I wish the ceremonial and spiritual aspects of marriage—the ones that have to do with love and acknowledge that there’s more to getting married than agreeing to share a bank account—could get separated from something as dumb and bureaucratic as government. People could get their “certificate of union” or whatever from some shitty DMV-esque office in a process that had no romance or mystery to it, and then if they wanted to have a “wedding” ceremony to appease the gods, or just kiss in front of their families while everyone cheered, they could. It could get left to the church or those conservative intellectuals to argue about the “institution of marriage,” while government would just concern itself with “civil unions,” an annoyingly complex form that any two people could fill out if they could make it through the application process without breaking up. Meanwhile, of course, anti-gay activists would say that God doesn’t acknowledge gay civil unions, but fewer and fewer people will care what those people think.

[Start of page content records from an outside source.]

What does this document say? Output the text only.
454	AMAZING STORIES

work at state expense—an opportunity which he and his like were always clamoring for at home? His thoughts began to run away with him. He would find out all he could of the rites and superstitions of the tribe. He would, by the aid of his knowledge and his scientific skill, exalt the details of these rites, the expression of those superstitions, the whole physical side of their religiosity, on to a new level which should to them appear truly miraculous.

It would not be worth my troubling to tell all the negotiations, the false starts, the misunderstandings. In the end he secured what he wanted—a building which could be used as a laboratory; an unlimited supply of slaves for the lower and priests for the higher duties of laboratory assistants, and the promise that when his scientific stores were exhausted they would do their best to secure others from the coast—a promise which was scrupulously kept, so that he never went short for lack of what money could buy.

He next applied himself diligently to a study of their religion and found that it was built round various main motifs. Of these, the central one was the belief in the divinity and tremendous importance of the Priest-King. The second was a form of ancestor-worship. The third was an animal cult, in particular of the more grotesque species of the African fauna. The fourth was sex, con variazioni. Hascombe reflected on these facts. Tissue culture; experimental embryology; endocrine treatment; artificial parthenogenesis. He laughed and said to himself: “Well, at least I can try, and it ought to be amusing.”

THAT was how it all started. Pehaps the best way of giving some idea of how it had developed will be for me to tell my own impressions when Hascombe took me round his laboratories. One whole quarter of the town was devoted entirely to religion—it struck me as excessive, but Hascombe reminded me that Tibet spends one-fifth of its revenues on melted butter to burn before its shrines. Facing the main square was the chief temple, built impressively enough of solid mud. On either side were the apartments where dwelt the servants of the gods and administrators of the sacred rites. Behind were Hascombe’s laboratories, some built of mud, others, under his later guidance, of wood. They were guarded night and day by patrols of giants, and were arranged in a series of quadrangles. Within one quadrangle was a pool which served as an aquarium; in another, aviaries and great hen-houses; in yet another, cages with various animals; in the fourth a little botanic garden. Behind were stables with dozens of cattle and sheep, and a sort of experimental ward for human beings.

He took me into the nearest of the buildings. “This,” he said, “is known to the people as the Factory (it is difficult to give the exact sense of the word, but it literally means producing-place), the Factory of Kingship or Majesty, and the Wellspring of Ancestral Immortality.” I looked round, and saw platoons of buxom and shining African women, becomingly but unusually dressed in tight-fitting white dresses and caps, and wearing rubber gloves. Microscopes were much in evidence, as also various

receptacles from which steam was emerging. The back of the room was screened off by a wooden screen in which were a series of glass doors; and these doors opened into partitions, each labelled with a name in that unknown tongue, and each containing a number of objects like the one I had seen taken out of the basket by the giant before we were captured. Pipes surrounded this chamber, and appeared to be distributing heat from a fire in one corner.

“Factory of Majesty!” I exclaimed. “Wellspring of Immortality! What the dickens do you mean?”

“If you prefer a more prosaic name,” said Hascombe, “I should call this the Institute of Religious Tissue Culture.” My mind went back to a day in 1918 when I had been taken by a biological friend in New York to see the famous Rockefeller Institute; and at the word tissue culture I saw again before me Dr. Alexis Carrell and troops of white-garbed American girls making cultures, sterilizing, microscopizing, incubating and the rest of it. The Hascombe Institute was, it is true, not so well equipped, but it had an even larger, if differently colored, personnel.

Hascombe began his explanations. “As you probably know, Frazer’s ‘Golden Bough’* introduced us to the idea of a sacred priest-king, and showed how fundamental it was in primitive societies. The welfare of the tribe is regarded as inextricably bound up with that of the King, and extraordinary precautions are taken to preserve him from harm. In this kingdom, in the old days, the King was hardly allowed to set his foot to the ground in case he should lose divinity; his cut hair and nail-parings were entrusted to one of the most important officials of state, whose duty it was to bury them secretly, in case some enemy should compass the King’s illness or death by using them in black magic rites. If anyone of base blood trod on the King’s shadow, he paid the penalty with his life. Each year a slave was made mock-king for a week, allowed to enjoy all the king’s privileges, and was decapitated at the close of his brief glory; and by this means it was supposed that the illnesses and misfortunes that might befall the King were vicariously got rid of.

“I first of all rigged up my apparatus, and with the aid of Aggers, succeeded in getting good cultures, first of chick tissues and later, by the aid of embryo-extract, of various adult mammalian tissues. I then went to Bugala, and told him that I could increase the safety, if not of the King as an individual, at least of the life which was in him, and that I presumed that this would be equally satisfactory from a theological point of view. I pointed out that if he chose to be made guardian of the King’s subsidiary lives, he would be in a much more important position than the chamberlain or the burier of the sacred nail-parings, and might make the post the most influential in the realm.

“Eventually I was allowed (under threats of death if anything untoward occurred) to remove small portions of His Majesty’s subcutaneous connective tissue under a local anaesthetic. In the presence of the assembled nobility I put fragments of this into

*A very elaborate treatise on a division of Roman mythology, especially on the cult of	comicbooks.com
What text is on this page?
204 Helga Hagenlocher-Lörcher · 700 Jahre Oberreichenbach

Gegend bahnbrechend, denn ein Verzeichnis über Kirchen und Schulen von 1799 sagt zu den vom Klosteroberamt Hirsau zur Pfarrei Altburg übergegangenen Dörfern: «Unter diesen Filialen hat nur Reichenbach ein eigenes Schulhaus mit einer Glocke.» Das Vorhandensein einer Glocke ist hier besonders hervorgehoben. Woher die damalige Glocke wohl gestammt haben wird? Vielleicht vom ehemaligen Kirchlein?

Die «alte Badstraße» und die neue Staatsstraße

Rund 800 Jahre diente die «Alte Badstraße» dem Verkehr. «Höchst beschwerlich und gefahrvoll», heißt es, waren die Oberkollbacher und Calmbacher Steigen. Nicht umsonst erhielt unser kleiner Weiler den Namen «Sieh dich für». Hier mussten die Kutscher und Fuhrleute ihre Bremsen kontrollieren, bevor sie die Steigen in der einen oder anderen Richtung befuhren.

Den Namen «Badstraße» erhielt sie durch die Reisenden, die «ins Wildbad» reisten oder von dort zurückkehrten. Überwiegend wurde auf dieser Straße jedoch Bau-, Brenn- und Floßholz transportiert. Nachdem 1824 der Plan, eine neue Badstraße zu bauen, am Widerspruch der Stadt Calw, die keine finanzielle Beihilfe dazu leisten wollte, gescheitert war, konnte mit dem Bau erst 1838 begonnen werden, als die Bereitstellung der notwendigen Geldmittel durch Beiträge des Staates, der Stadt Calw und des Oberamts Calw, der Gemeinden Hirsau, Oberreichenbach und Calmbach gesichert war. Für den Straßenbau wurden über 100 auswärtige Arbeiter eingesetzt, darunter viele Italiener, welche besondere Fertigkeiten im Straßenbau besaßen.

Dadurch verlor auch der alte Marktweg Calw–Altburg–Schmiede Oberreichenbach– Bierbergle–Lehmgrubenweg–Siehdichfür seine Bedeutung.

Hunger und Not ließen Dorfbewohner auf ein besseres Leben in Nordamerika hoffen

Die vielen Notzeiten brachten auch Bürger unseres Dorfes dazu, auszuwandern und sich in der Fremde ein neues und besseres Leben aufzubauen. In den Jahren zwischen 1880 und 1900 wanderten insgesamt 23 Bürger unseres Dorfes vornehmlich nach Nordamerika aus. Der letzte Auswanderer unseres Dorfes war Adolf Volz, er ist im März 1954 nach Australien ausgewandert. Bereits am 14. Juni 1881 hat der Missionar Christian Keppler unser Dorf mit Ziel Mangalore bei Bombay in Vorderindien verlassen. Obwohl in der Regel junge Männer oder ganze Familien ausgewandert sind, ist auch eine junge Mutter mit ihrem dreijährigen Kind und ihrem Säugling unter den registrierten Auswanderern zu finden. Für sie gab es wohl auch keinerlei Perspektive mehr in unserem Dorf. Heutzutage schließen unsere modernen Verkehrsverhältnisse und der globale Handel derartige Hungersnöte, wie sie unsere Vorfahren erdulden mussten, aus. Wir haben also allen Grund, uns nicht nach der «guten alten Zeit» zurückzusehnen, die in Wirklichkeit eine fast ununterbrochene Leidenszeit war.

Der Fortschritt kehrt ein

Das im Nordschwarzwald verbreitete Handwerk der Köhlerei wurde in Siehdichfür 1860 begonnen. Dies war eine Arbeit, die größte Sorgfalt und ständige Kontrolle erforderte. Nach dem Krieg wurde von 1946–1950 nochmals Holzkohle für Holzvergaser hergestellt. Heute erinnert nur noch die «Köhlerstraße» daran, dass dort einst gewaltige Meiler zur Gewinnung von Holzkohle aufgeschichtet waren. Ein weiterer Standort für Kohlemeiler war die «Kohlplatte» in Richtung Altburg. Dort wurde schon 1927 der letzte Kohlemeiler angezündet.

I’m not an idiot; I know that’s never going to happen. The legal parts of marriage are going to remain mixed up with the religious parts and the ceremonial parts and the parts that have to do with love, even as those elements become increasingly separate. These stupid, ugly laws that restrict the rights of gay people because that’s what some churches preach are going to remain on the books for a while longer, because America is a horrifying place. Fortunately, it remains a place where you can love whomever you want and then have a big party and make out with your same-sex partner while everyone cheers you on. You just can’t get that piece of paper yet.